The filament of the light bulb is made of tungsten. The resistance of the light bulb at room temperature (20∘C), measured by an ohm-meter, is about 3.0 Ω. Based on this information, estimate the temperature of the light bulb at 12.0 V. Neglect the thermal expansion of the filament.

Answer 1

Explanation:

Formula to showing relation between resistance and temperature is as follows.
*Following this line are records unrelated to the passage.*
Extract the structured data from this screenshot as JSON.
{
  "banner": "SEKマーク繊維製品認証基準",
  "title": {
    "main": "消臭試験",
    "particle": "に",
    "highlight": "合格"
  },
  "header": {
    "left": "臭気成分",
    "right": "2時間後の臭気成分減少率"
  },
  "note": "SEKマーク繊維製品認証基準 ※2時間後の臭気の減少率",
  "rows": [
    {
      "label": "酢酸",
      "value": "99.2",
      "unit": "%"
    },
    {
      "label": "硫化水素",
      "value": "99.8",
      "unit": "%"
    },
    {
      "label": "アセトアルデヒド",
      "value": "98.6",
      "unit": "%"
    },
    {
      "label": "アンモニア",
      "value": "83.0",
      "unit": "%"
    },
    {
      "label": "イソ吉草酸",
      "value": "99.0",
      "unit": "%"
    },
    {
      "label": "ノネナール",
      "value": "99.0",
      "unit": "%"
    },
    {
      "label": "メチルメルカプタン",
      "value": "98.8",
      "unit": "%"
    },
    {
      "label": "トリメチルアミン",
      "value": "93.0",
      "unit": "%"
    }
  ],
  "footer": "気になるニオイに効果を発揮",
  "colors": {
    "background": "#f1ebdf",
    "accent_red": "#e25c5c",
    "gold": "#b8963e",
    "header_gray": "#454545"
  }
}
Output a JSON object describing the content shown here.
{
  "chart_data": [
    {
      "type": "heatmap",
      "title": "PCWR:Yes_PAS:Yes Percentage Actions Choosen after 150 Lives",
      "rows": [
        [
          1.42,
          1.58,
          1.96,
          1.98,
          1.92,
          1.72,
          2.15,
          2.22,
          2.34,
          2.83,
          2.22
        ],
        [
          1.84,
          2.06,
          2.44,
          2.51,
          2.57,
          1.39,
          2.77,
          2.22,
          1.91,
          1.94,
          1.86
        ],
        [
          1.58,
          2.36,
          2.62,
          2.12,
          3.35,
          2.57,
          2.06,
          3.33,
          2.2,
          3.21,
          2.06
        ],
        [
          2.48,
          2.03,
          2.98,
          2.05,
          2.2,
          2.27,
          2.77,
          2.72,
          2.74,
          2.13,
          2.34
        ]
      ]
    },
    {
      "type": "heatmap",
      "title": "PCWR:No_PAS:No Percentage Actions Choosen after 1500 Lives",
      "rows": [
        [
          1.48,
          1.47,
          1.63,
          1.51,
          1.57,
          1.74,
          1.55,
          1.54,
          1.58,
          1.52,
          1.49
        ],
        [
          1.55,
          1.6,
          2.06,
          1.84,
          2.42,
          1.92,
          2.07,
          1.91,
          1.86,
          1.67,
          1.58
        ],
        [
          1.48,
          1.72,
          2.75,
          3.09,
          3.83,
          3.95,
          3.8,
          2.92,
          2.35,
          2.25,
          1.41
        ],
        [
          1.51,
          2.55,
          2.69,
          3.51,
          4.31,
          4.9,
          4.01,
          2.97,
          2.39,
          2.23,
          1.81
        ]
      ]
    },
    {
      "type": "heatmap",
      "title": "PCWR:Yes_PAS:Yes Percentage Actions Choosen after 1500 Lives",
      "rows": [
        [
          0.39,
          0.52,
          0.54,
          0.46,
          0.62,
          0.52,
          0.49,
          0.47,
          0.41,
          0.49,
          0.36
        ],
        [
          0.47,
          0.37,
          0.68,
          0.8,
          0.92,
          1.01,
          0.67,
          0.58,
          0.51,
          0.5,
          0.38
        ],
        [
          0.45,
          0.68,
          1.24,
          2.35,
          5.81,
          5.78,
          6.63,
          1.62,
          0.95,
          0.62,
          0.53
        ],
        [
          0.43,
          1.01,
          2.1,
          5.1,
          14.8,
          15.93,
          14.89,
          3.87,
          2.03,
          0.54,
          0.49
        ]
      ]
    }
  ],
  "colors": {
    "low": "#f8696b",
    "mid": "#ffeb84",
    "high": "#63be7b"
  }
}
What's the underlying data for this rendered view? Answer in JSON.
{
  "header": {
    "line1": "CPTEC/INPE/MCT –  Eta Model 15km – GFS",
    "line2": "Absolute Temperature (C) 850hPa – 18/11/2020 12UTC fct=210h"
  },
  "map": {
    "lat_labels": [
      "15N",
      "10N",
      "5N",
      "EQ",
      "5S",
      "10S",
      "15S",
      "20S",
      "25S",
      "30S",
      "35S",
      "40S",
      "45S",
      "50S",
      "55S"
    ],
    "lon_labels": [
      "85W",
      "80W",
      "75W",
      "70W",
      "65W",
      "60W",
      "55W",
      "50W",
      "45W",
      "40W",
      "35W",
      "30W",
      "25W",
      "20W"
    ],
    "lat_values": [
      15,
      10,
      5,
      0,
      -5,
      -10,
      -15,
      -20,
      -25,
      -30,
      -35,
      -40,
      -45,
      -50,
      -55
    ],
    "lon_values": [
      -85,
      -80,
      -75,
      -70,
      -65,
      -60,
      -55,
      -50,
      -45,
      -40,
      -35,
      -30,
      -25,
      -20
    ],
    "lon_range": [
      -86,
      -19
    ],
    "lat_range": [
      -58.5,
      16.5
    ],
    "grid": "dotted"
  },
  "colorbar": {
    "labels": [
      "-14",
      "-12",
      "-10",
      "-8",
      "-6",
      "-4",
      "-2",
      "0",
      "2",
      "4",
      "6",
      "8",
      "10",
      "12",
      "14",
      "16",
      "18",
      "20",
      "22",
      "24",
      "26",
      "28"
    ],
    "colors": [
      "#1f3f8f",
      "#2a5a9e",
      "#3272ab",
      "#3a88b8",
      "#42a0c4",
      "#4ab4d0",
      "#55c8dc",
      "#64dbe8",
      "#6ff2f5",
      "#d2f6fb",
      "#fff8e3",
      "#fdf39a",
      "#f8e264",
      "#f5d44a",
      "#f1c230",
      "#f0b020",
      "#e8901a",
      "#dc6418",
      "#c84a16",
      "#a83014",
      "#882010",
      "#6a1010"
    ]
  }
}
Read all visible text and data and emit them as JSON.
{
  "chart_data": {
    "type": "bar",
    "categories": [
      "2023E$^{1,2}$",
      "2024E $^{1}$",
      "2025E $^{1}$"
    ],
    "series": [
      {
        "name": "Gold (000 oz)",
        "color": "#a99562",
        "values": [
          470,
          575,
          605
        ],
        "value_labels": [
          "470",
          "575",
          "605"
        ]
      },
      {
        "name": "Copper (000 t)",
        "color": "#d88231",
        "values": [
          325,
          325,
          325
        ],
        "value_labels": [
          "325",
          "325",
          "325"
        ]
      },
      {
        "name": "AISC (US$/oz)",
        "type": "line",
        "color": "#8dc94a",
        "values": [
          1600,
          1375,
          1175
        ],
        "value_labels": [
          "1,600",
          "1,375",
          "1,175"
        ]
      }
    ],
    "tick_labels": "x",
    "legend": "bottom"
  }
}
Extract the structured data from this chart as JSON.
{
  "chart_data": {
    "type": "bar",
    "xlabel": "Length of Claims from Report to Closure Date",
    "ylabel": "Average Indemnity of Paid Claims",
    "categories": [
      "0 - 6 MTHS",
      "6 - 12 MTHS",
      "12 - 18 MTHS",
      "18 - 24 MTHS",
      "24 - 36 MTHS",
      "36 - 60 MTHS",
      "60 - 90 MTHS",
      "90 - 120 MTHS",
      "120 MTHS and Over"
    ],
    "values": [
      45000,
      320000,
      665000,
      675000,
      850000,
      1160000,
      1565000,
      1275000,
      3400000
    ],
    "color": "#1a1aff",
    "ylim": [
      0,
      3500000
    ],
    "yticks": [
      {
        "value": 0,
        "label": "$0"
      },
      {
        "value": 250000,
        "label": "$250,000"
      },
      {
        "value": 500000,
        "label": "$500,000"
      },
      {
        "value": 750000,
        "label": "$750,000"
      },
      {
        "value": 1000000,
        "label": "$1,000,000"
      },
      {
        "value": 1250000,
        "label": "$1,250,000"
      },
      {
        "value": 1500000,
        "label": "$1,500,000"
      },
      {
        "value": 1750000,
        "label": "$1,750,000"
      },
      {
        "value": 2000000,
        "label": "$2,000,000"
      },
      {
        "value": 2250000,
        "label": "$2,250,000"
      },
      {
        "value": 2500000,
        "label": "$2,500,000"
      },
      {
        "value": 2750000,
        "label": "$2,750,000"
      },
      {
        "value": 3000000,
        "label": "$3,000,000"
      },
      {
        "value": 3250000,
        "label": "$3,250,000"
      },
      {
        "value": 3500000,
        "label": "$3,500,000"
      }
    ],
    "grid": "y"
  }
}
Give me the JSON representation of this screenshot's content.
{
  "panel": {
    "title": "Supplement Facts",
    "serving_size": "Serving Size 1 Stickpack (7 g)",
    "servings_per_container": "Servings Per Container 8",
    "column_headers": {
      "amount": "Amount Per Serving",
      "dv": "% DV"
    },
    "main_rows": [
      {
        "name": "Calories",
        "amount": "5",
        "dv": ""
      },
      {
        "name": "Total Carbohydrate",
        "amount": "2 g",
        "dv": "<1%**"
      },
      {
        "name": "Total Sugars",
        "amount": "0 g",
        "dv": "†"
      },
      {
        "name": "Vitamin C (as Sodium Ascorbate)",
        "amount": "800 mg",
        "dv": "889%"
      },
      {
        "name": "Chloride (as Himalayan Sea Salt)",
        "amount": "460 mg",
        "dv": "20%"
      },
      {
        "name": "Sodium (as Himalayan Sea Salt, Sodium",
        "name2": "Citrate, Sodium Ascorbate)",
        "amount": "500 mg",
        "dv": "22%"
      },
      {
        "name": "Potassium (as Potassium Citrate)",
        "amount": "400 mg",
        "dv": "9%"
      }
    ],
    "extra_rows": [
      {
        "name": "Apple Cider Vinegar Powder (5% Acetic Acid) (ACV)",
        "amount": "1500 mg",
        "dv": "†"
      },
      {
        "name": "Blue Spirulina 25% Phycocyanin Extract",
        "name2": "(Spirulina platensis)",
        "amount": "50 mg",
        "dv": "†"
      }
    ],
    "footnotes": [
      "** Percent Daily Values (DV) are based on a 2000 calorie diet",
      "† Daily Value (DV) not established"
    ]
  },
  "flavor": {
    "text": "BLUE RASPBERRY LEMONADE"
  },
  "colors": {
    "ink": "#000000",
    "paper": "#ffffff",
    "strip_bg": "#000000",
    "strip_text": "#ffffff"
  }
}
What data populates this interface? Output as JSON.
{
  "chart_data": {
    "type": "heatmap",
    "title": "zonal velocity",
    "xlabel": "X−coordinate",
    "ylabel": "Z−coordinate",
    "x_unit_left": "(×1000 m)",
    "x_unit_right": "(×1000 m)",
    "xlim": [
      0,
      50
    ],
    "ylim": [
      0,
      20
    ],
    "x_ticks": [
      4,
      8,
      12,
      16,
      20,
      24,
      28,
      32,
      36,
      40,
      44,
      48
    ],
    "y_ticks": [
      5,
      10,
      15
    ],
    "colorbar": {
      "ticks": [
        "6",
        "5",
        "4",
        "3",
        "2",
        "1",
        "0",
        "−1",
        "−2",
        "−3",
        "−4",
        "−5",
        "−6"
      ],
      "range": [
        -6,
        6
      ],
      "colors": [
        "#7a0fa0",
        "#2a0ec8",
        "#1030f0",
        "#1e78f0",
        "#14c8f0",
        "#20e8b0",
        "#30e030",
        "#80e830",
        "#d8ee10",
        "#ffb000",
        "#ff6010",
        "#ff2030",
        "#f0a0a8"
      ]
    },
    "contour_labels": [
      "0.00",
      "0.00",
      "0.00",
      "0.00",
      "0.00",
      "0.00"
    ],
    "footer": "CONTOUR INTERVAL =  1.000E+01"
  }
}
           R = $R_{o} + \alpha [T_{2} - T_{1}]$

where,   R = final of resistance

        $R_{o}$ = initial of resistance

        $\alpha$ = temperature coefficient of resistivity

        $T_{2}$ = final temperature    

        $T_{1}$ = initial temperature

As the given data is as follows.

      $T_{1} = (20 + 273) K = 293 K$

      $T_{2}$ = ?

          R = 36 ohm,   $R_{o}$ = 3 ohm

         $\alpha$ = 0.0045

Putting the given values into the above formula as follows.

        R = $R_{o} + \alpha [T_{2} - T_{1}]$

        36 = $3 + 0.0045 \times [T_{2} - 293]$

      $T_{2}$ = $\frac{34.3185}{0.0045}$

                 = 7626.33 K

Thus, we can conclude that the temperature of the light bulb at 12.0 V is 7626.33 K.